Chris Wright of Surprise Attack, an agency that promotes mobile games, added, "I remember searching for press coverage on one game we helped launch on Android last year, and for every review, there were maybe nine results for torrents of the game." He added, however, "Piracy is a tricky thing to evaluate. A pirate download is not necessarily the same as a lost sale. It certainly has some impact, but you can't quantify it."
The piracy experience is actually pretty much par for the course for Android developers; yet, short of refusing to release content to open platforms, there's little that developers can do. Doing so, however, punishes customers who wish to purchase and enjoy a product legally -- and it cuts off a potential revenue stream. Nevertheless, while this is an avenue The Voxel Agents chooses to eschew, many developers either delay an Android launch or don't release to the platform at all.
Perhaps it's the differing markets that contribute to piracy. On one hand, tech-savvy users tend to gravitate toward Android, lured by the customisability and open platform -- users who are more likely to know how to find and upload pirated apps.
On the other hand, the variety of Android devices at different price points means it's more accessible to those with less disposable income; users who are less likely to spend a few dollars (PDF) downloading an app here or there, meaning that to gain traction on Google Play, especially as a new or indie developer, pricing has to be either low or free.
"I feel like I understand the iOS consumer better; they will pay for a good experience, they are up with the trends," Joslin said. "The Android consumer is harder to understand, simply because of the variety of entry points into the market; some buy an AU$80 phone from the Post Office, and some research their purchase and get the high-end Galaxy S2. With those different points comes very different app usage and purchasing behaviors."

User expectation
It's because of these differences that the freemium model really took off on Google Play, and has become pretty standard; even with a pirated copy, unless the user knows how to get into and edit the game's code, which is rarer than a straight-up download, freemium purchases can still be made. The model has its problems, but for developers seeking to circumvent lost sales, it's a good solution, especially when you take into account that around 70 percent of the revenue generated from mobile games comes from freemium purchases.

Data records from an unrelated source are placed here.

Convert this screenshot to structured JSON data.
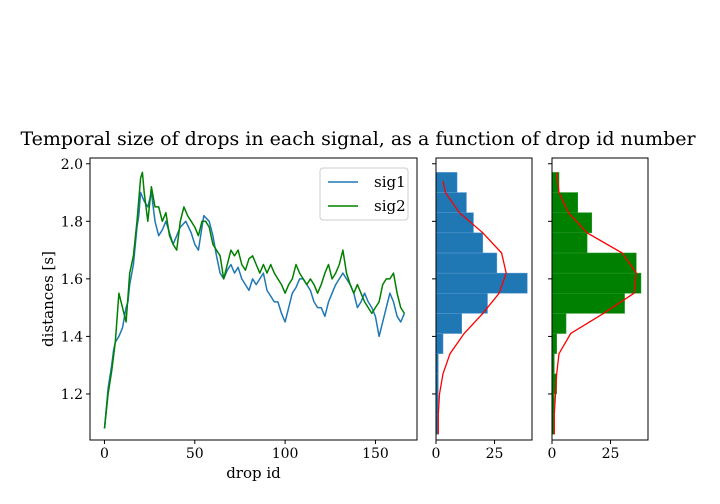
{
  "title": "Temporal size of drops in each signal, as a function of drop id number",
  "colors": {
    "sig1": "#1f77b4",
    "sig2": "#008000",
    "fit": "#ff0000",
    "axis": "#000000"
  },
  "chart_data": [
    {
      "type": "line",
      "xlabel": "drop id",
      "ylabel": "distances [s]",
      "xlim": [
        -8,
        173
      ],
      "ylim": [
        1.04,
        2.02
      ],
      "xticks": [
        0,
        50,
        100,
        150
      ],
      "yticks": [
        1.2,
        1.4,
        1.6,
        1.8,
        2.0
      ],
      "legend_position": "top-right",
      "grid": false,
      "series": [
        {
          "name": "sig1",
          "color": "#1f77b4",
          "points": [
            [
              0,
              1.08
            ],
            [
              2,
              1.22
            ],
            [
              4,
              1.3
            ],
            [
              5,
              1.35
            ],
            [
              6,
              1.38
            ],
            [
              8,
              1.4
            ],
            [
              10,
              1.43
            ],
            [
              12,
              1.5
            ],
            [
              13,
              1.52
            ],
            [
              14,
              1.58
            ],
            [
              16,
              1.65
            ],
            [
              18,
              1.78
            ],
            [
              19,
              1.82
            ],
            [
              20,
              1.9
            ],
            [
              22,
              1.87
            ],
            [
              24,
              1.85
            ],
            [
              26,
              1.9
            ],
            [
              28,
              1.8
            ],
            [
              30,
              1.75
            ],
            [
              32,
              1.77
            ],
            [
              34,
              1.8
            ],
            [
              36,
              1.76
            ],
            [
              38,
              1.72
            ],
            [
              40,
              1.75
            ],
            [
              42,
              1.78
            ],
            [
              45,
              1.8
            ],
            [
              48,
              1.76
            ],
            [
              50,
              1.72
            ],
            [
              52,
              1.7
            ],
            [
              55,
              1.82
            ],
            [
              58,
              1.8
            ],
            [
              60,
              1.75
            ],
            [
              62,
              1.68
            ],
            [
              64,
              1.62
            ],
            [
              66,
              1.6
            ],
            [
              68,
              1.63
            ],
            [
              70,
              1.65
            ],
            [
              72,
              1.62
            ],
            [
              74,
              1.64
            ],
            [
              76,
              1.6
            ],
            [
              78,
              1.58
            ],
            [
              80,
              1.56
            ],
            [
              82,
              1.6
            ],
            [
              84,
              1.58
            ],
            [
              86,
              1.6
            ],
            [
              88,
              1.62
            ],
            [
              90,
              1.56
            ],
            [
              92,
              1.54
            ],
            [
              94,
              1.52
            ],
            [
              96,
              1.52
            ],
            [
              98,
              1.48
            ],
            [
              100,
              1.45
            ],
            [
              102,
              1.5
            ],
            [
              104,
              1.55
            ],
            [
              106,
              1.57
            ],
            [
              108,
              1.6
            ],
            [
              110,
              1.6
            ],
            [
              112,
              1.58
            ],
            [
              114,
              1.56
            ],
            [
              116,
              1.52
            ],
            [
              118,
              1.5
            ],
            [
              120,
              1.5
            ],
            [
              122,
              1.47
            ],
            [
              124,
              1.52
            ],
            [
              126,
              1.55
            ],
            [
              128,
              1.58
            ],
            [
              130,
              1.6
            ],
            [
              132,
              1.62
            ],
            [
              134,
              1.6
            ],
            [
              136,
              1.58
            ],
            [
              138,
              1.55
            ],
            [
              140,
              1.5
            ],
            [
              142,
              1.52
            ],
            [
              144,
              1.55
            ],
            [
              146,
              1.52
            ],
            [
              148,
              1.5
            ],
            [
              150,
              1.47
            ],
            [
              152,
              1.4
            ],
            [
              154,
              1.45
            ],
            [
              156,
              1.5
            ],
            [
              158,
              1.55
            ],
            [
              160,
              1.52
            ],
            [
              162,
              1.47
            ],
            [
              164,
              1.45
            ],
            [
              166,
              1.48
            ]
          ]
        },
        {
          "name": "sig2",
          "color": "#008000",
          "points": [
            [
              0,
              1.08
            ],
            [
              2,
              1.2
            ],
            [
              4,
              1.28
            ],
            [
              6,
              1.38
            ],
            [
              8,
              1.55
            ],
            [
              10,
              1.5
            ],
            [
              12,
              1.45
            ],
            [
              14,
              1.62
            ],
            [
              16,
              1.68
            ],
            [
              18,
              1.8
            ],
            [
              20,
              1.95
            ],
            [
              21,
              1.97
            ],
            [
              22,
              1.9
            ],
            [
              24,
              1.8
            ],
            [
              26,
              1.92
            ],
            [
              28,
              1.85
            ],
            [
              30,
              1.85
            ],
            [
              32,
              1.8
            ],
            [
              34,
              1.83
            ],
            [
              36,
              1.75
            ],
            [
              38,
              1.72
            ],
            [
              40,
              1.7
            ],
            [
              42,
              1.8
            ],
            [
              44,
              1.85
            ],
            [
              46,
              1.82
            ],
            [
              48,
              1.8
            ],
            [
              50,
              1.78
            ],
            [
              52,
              1.75
            ],
            [
              54,
              1.8
            ],
            [
              56,
              1.8
            ],
            [
              58,
              1.78
            ],
            [
              60,
              1.72
            ],
            [
              62,
              1.7
            ],
            [
              64,
              1.68
            ],
            [
              66,
              1.6
            ],
            [
              68,
              1.65
            ],
            [
              70,
              1.7
            ],
            [
              72,
              1.68
            ],
            [
              74,
              1.7
            ],
            [
              76,
              1.65
            ],
            [
              78,
              1.63
            ],
            [
              80,
              1.67
            ],
            [
              82,
              1.68
            ],
            [
              84,
              1.65
            ],
            [
              86,
              1.62
            ],
            [
              88,
              1.65
            ],
            [
              90,
              1.62
            ],
            [
              92,
              1.65
            ],
            [
              94,
              1.62
            ],
            [
              96,
              1.6
            ],
            [
              98,
              1.58
            ],
            [
              100,
              1.55
            ],
            [
              102,
              1.58
            ],
            [
              104,
              1.6
            ],
            [
              106,
              1.65
            ],
            [
              108,
              1.62
            ],
            [
              110,
              1.6
            ],
            [
              112,
              1.58
            ],
            [
              114,
              1.6
            ],
            [
              116,
              1.58
            ],
            [
              118,
              1.55
            ],
            [
              120,
              1.58
            ],
            [
              122,
              1.62
            ],
            [
              124,
              1.65
            ],
            [
              126,
              1.6
            ],
            [
              128,
              1.62
            ],
            [
              130,
              1.65
            ],
            [
              132,
              1.7
            ],
            [
              134,
              1.62
            ],
            [
              136,
              1.58
            ],
            [
              138,
              1.55
            ],
            [
              140,
              1.58
            ],
            [
              142,
              1.55
            ],
            [
              144,
              1.52
            ],
            [
              146,
              1.5
            ],
            [
              148,
              1.48
            ],
            [
              150,
              1.5
            ],
            [
              152,
              1.52
            ],
            [
              154,
              1.58
            ],
            [
              156,
              1.6
            ],
            [
              158,
              1.6
            ],
            [
              160,
              1.62
            ],
            [
              162,
              1.55
            ],
            [
              164,
              1.5
            ],
            [
              166,
              1.48
            ]
          ]
        }
      ]
    },
    {
      "type": "bar",
      "orientation": "horizontal",
      "xlim": [
        0,
        41
      ],
      "xticks": [
        0,
        25
      ],
      "ylim": [
        1.04,
        2.02
      ],
      "color": "#1f77b4",
      "bin_edges": [
        1.06,
        1.13,
        1.2,
        1.27,
        1.34,
        1.41,
        1.48,
        1.55,
        1.62,
        1.69,
        1.76,
        1.83,
        1.9,
        1.97
      ],
      "counts": [
        1,
        1,
        1,
        1,
        3,
        11,
        22,
        39,
        26,
        20,
        16,
        13,
        9
      ],
      "fit_curve": {
        "y": [
          1.06,
          1.13,
          1.2,
          1.27,
          1.34,
          1.41,
          1.48,
          1.55,
          1.62,
          1.69,
          1.76,
          1.83,
          1.9,
          1.94
        ],
        "x": [
          1,
          1,
          1.5,
          3,
          6,
          12,
          20,
          27,
          30,
          28,
          20,
          10,
          4,
          3
        ]
      }
    },
    {
      "type": "bar",
      "orientation": "horizontal",
      "xlim": [
        0,
        41
      ],
      "xticks": [
        0,
        25
      ],
      "ylim": [
        1.04,
        2.02
      ],
      "color": "#008000",
      "bin_edges": [
        1.06,
        1.13,
        1.2,
        1.27,
        1.34,
        1.41,
        1.48,
        1.55,
        1.62,
        1.69,
        1.76,
        1.83,
        1.9,
        1.97
      ],
      "counts": [
        1,
        1,
        2,
        1,
        2,
        6,
        31,
        38,
        36,
        15,
        17,
        11,
        3
      ],
      "fit_curve": {
        "y": [
          1.06,
          1.13,
          1.2,
          1.27,
          1.34,
          1.41,
          1.48,
          1.55,
          1.62,
          1.69,
          1.76,
          1.83,
          1.9,
          1.97
        ],
        "x": [
          1,
          1,
          1.5,
          2,
          3,
          8,
          22,
          35,
          36,
          30,
          15,
          7,
          3,
          2
        ]
      }
    }
  ]
}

That does mean, however, that users expect to find free games on Google Play, and the market has developed accordingly. As Murphy pointed out, "There are some definite differences between the stores that stand out that have ultimately had some serious effects on the products available. If you launch into the iOS store, you're going to see a fair showing of free-to-play games, but there's still a pretty substantial number of products making money that follow the traditional direct-purchase model. If you load up the Android store, you're going to see an overwhelming number of free-to-play titles."

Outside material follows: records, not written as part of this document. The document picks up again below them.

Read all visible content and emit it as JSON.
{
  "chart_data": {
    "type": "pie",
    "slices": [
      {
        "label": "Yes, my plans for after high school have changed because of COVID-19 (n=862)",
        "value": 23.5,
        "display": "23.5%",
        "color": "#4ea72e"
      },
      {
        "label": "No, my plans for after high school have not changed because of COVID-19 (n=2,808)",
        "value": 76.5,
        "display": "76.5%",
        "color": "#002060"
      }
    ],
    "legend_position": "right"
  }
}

This can be difficult for developers to navigate, firstly because consumers can be wary of the freemium model — a not unfair reaction, since a number of publishers seem to consider it as being nothing more than a cash cow -- and secondly, because it can be hard to stand out when every game seems to offer the same thing.

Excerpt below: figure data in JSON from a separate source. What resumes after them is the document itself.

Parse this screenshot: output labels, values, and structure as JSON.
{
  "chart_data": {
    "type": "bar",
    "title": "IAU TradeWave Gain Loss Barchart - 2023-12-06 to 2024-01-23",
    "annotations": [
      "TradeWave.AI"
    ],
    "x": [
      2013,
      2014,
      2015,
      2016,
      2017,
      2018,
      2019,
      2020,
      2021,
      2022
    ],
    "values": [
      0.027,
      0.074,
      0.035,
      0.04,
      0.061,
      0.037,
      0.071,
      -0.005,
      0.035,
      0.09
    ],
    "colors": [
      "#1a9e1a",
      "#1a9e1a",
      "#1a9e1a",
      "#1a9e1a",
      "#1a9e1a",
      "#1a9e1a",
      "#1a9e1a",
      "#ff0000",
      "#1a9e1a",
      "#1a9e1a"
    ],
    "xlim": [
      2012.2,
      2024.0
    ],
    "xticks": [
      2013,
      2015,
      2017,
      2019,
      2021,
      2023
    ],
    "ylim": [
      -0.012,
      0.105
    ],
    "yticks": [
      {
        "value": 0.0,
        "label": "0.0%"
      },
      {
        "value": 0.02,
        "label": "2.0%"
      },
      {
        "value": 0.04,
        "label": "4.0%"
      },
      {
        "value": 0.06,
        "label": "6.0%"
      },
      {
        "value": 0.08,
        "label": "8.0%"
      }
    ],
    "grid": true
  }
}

Things are slowly changing, though. It is becoming rarer for the best games to release only to one platform. But there's always going to be that division between the two platforms, with iTunes offering more carefully made titles overall, but Google Play offering the potential for much greater creative freedom and technical brilliance -- depending on your device.
"I don't think they will ever be the same, even if they share a lot of the same content," Wright said. "Google and Apple have different philosophies, and that's a good thing. Variety and choice are always good for any market, and especially good for developers and users."